The most fascinating aspect of black and white photography is the fact that with the abandoning of colour information an abstraction of what is depicted takes place, thus reducing it to the essential. With the control over tonal values one can change the image at will: idealize or dramatise, accuse or flatter. Contrast is the prevailing tool of expression in black and white photography and it can be controlled during exposure and image processing as well. With this in mind images can be created, that have an aesthetic appeal of their very own.
My special photographic interest is in the classical topics, and the serious effort that goes into dealing with them.
Taking photos, I always try not just to depict my objects like I found them, but to recreate them with the camera according to my imagination and conception. Long before the actual shooting I use to "explore" every motive with the help of a little digital camera, to check out the lighting and to take notes of details, like the focal length and the point of view that would fit my ideas.Thus my architectural photography is considerably interpretative and subjective. I try to give the buildings a personality of their own. After the actual camera work, the second step of the image creation follows: the image processing. Again I'm not looking for the "straight print", the simple transformation of a “negative” into a picture. Instead I try to evoke the unique character of a building by applying various techniques. Usually it takes several hours until I'm halfway satisfied.
Why do I photograph in the first place? I guess I'm addicted. I'm serious, because I have gone to troubles taking photos; I wouldn't go to for anything else, like getting up in the middle of the night, hauling my heavy equipment through icy wind or searing heat. I've kept coming back to the same motive time and time again, until at last everything was right. Not a day goes by without me working with photography; It is part of my thinking and my soul, it is my companion at day and often also at night. It embraces me like a lover. Yet I do not feel driven or possessed, because it is joy and fulfilment she is giving me and I am grateful for the passion she fills me with. Working with the camera or image processing I am all within myself and simultaneously alert and concentrated. There is something meditative about photography for me, a dialogue from within.

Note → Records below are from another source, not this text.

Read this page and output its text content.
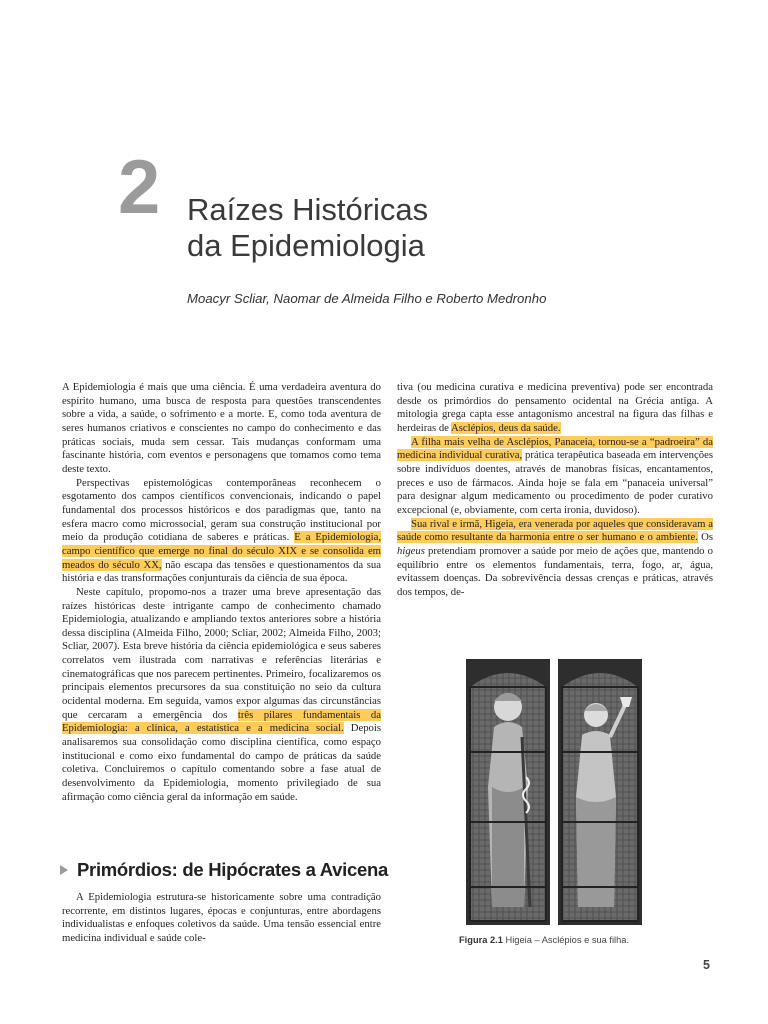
2 Raízes Históricas
da Epidemiologia
Moacyr Scliar, Naomar de Almeida Filho e Roberto Medronho

A Epidemiologia é mais que uma ciência. É uma verdadeira aventura do espírito humano, uma busca de resposta para questões transcendentes sobre a vida, a saúde, o sofrimento e a morte. E, como toda aventura de seres humanos criativos e conscientes no campo do conhecimento e das práticas sociais, muda sem cessar. Tais mudanças conformam uma fascinante história, com eventos e personagens que tomamos como tema deste texto.

Perspectivas epistemológicas contemporâneas reconhecem o esgotamento dos campos científicos convencionais, indicando o papel fundamental dos processos históricos e dos paradigmas que, tanto na esfera macro como microssocial, geram sua construção institucional por meio da produção cotidiana de saberes e práticas. E a Epidemiologia, campo científico que emerge no final do século XIX e se consolida em meados do século XX, não escapa das tensões e questionamentos da sua história e das transformações conjunturais da ciência de sua época.

Neste capítulo, propomo-nos a trazer uma breve apresentação das raízes históricas deste intrigante campo de conhecimento chamado Epidemiologia, atualizando e ampliando textos anteriores sobre a história dessa disciplina (Almeida Filho, 2000; Scliar, 2002; Almeida Filho, 2003; Scliar, 2007). Esta breve história da ciência epidemiológica e seus saberes correlatos vem ilustrada com narrativas e referências literárias e cinematográficas que nos parecem pertinentes. Primeiro, focalizaremos os principais elementos precursores da sua constituição no seio da cultura ocidental moderna. Em seguida, vamos expor algumas das circunstâncias que cercaram a emergência dos três pilares fundamentais da Epidemiologia: a clínica, a estatística e a medicina social. Depois analisaremos sua consolidação como disciplina científica, como espaço institucional e como eixo fundamental do campo de práticas da saúde coletiva. Concluiremos o capítulo comentando sobre a fase atual de desenvolvimento da Epidemiologia, momento privilegiado de sua afirmação como ciência geral da informação em saúde.

Primórdios: de Hipócrates a Avicena

A Epidemiologia estrutura-se historicamente sobre uma contradição recorrente, em distintos lugares, épocas e conjunturas, entre abordagens individualistas e enfoques coletivos da saúde. Uma tensão essencial entre medicina individual e saúde cole-

tiva (ou medicina curativa e medicina preventiva) pode ser encontrada desde os primórdios do pensamento ocidental na Grécia antiga. A mitologia grega capta esse antagonismo ancestral na figura das filhas e herdeiras de Asclépios, deus da saúde.

A filha mais velha de Asclépios, Panaceia, tornou-se a “padroeira” da medicina individual curativa, prática terapêutica baseada em intervenções sobre indivíduos doentes, através de manobras físicas, encantamentos, preces e uso de fármacos. Ainda hoje se fala em “panaceia universal” para designar algum medicamento ou procedimento de poder curativo excepcional (e, obviamente, com certa ironia, duvidoso).

Sua rival e irmã, Higeia, era venerada por aqueles que consideravam a saúde como resultante da harmonia entre o ser humano e o ambiente. Os higeus pretendiam promover a saúde por meio de ações que, mantendo o equilíbrio entre os elementos fundamentais, terra, fogo, ar, água, evitassem doenças. Da sobrevivência dessas crenças e práticas, através dos tempos, de-

Figura 2.1 Higeia – Asclépios e sua filha.
5
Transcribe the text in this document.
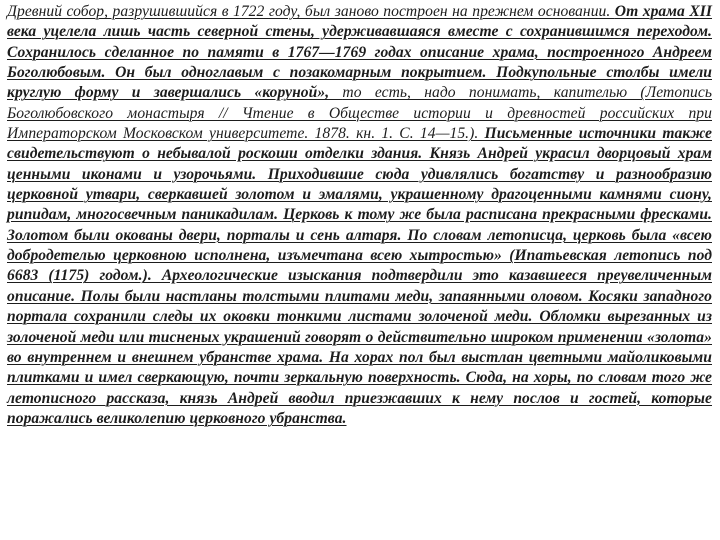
Древний собор, разрушившийся в 1722 году, был заново построен на прежнем основании. От храма XII века уцелела лишь часть северной стены, удерживавшаяся вместе с сохранившимся переходом. Сохранилось сделанное по памяти в 1767—1769 годах описание храма, построенного Андреем Боголюбовым. Он был одноглавым с позакомарным покрытием. Подкупольные столбы имели круглую форму и завершались «коруной», то есть, надо понимать, капителью (Летопись Боголюбовского монастыря // Чтение в Обществе истории и древностей российских при Императорском Московском университете. 1878. кн. 1. С. 14—15.). Письменные источники также свидетельствуют о небывалой роскоши отделки здания. Князь Андрей украсил дворцовый храм ценными иконами и узорочьями. Приходившие сюда удивлялись богатству и разнообразию церковной утвари, сверкавшей золотом и эмалями, украшенному драгоценными камнями сиону, рипидам, многосвечным паникадилам. Церковь к тому же была расписана прекрасными фресками. Золотом были окованы двери, порталы и сень алтаря. По словам летописца, церковь была «всею добродетелью церковною исполнена, изъмечтана всею хытростью» (Ипатьевская летопись под 6683 (1175) годом.). Археологические изыскания подтвердили это казавшееся преувеличенным описание. Полы были настланы толстыми плитами меди, запаянными оловом. Косяки западного портала сохранили следы их оковки тонкими листами золоченой меди. Обломки вырезанных из золоченой меди или тисненых украшений говорят о действительно широком применении «золота» во внутреннем и внешнем убранстве храма. На хорах пол был выстлан цветными майоликовыми плитками и имел сверкающую, почти зеркальную поверхность. Сюда, на хоры, по словам того же летописного рассказа, князь Андрей вводил приезжавших к нему послов и гостей, которые поражались великолепию церковного убранства.
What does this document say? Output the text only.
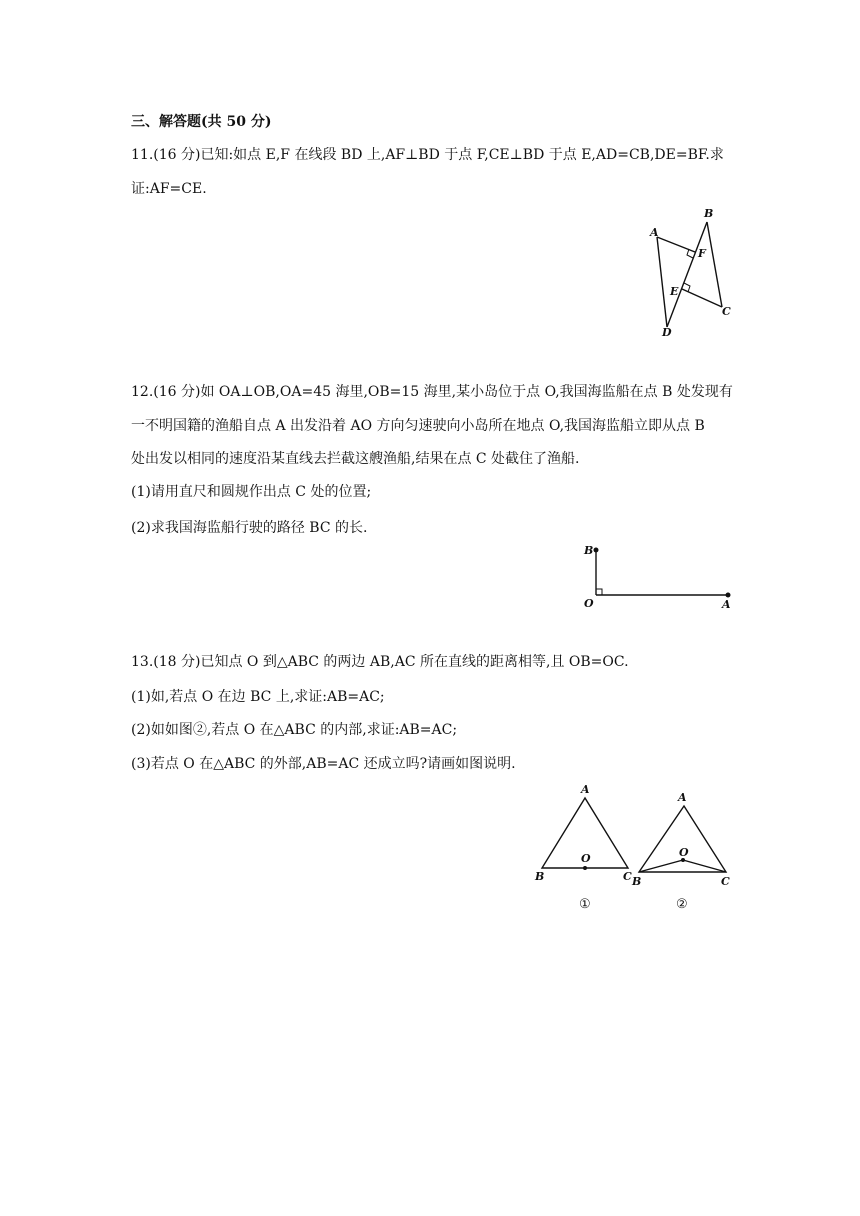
三、解答题(共 50 分)
11.(16 分)已知:如点 E,F 在线段 BD 上,AF⊥BD 于点 F,CE⊥BD 于点 E,AD=CB,DE=BF.求
证:AF=CE.
A
B
F
E
C
D
12.(16 分)如 OA⊥OB,OA=45 海里,OB=15 海里,某小岛位于点 O,我国海监船在点 B 处发现有
一不明国籍的渔船自点 A 出发沿着 AO 方向匀速驶向小岛所在地点 O,我国海监船立即从点 B
处出发以相同的速度沿某直线去拦截这艘渔船,结果在点 C 处截住了渔船.
(1)请用直尺和圆规作出点 C 处的位置;
(2)求我国海监船行驶的路径 BC 的长.
B
O	A
13.(18 分)已知点 O 到△ABC 的两边 AB,AC 所在直线的距离相等,且 OB=OC.
(1)如,若点 O 在边 BC 上,求证:AB=AC;
(2)如如图②,若点 O 在△ABC 的内部,求证:AB=AC;
(3)若点 O 在△ABC 的外部,AB=AC 还成立吗?请画如图说明.
A
O
B	C
①
A
O
B	C
②
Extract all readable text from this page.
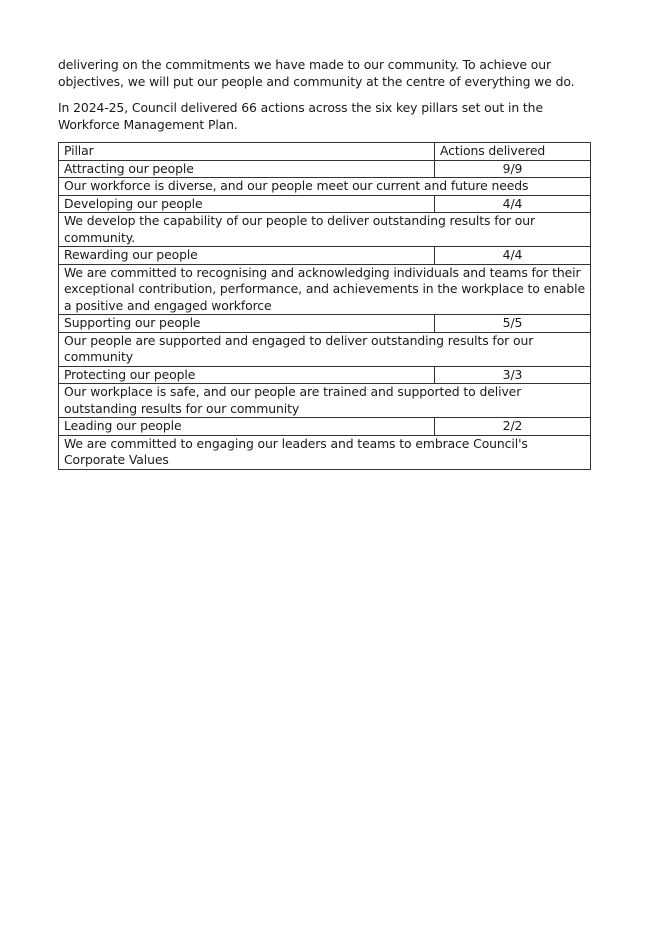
delivering on the commitments we have made to our community. To achieve our objectives, we will put our people and community at the centre of everything we do.

In 2024-25, Council delivered 66 actions across the six key pillars set out in the Workforce Management Plan.

Pillar	Actions delivered
Attracting our people	9/9
Our workforce is diverse, and our people meet our current and future needs	
Developing our people	4/4
We develop the capability of our people to deliver outstanding results for our community.	
Rewarding our people	4/4
We are committed to recognising and acknowledging individuals and teams for their exceptional contribution, performance, and achievements in the workplace to enable a positive and engaged workforce	
Supporting our people	5/5
Our people are supported and engaged to deliver outstanding results for our community	
Protecting our people	3/3
Our workplace is safe, and our people are trained and supported to deliver outstanding results for our community	
Leading our people	2/2
We are committed to engaging our leaders and teams to embrace Council's Corporate Values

There was no special occasion that brought me to photography. Even as a child, I felt attracted by cameras for whatever reason. When I met my wife in 1973, I bought my first "real" camera, an Olympus OM-1. I love her to this day - my OM-1 and also my wife!
I do not have a photographic model. But there are a lot of excellent photographers whose work I find very valuable and inspiring.
I find it very important that a photographer finds his own style. This takes a long time and requires a certain idea and continuity in photography, but it is very worthwhile in the end.I, for example, have a "Nordic" soul. This means that I prefer the dark, heavy low-key-images. If I were a landscape photographer, I would find my motifs in the Scottish-Highlands, Iceland or Norway. However, as the architectural photography still fascinates me, I often try to give the buildings a dark, gloomy mood because I love the photographic drama. At all, mood is much more important than technical perfection.
My workflow starts with exposure: I think about how the image should look at the end. A big help is my long experience in the darkroom. Basically, I do nothing else in the image processing as in the darkroom. This means, above all, to control the contrast of a subject. By this I mean not the total contrast, but the contrast between the individual image parts (partial contrast). So I often change the tonal values of the next picture parts. This also increases the 3-D effect of the image and gives it a certain depth. Finally, all my pictures get a clear vignette, which brings a bit more depth into the picture.
At the moment I photograph mostly with a Sony Alpha 7 R II camera and my favorite lens, the ZEISS-Batis 18mm.
With my photographs I aim to reach the emotional level of the viewer and create images that linger in the memory. Hope you will enjoy my images.Have fun!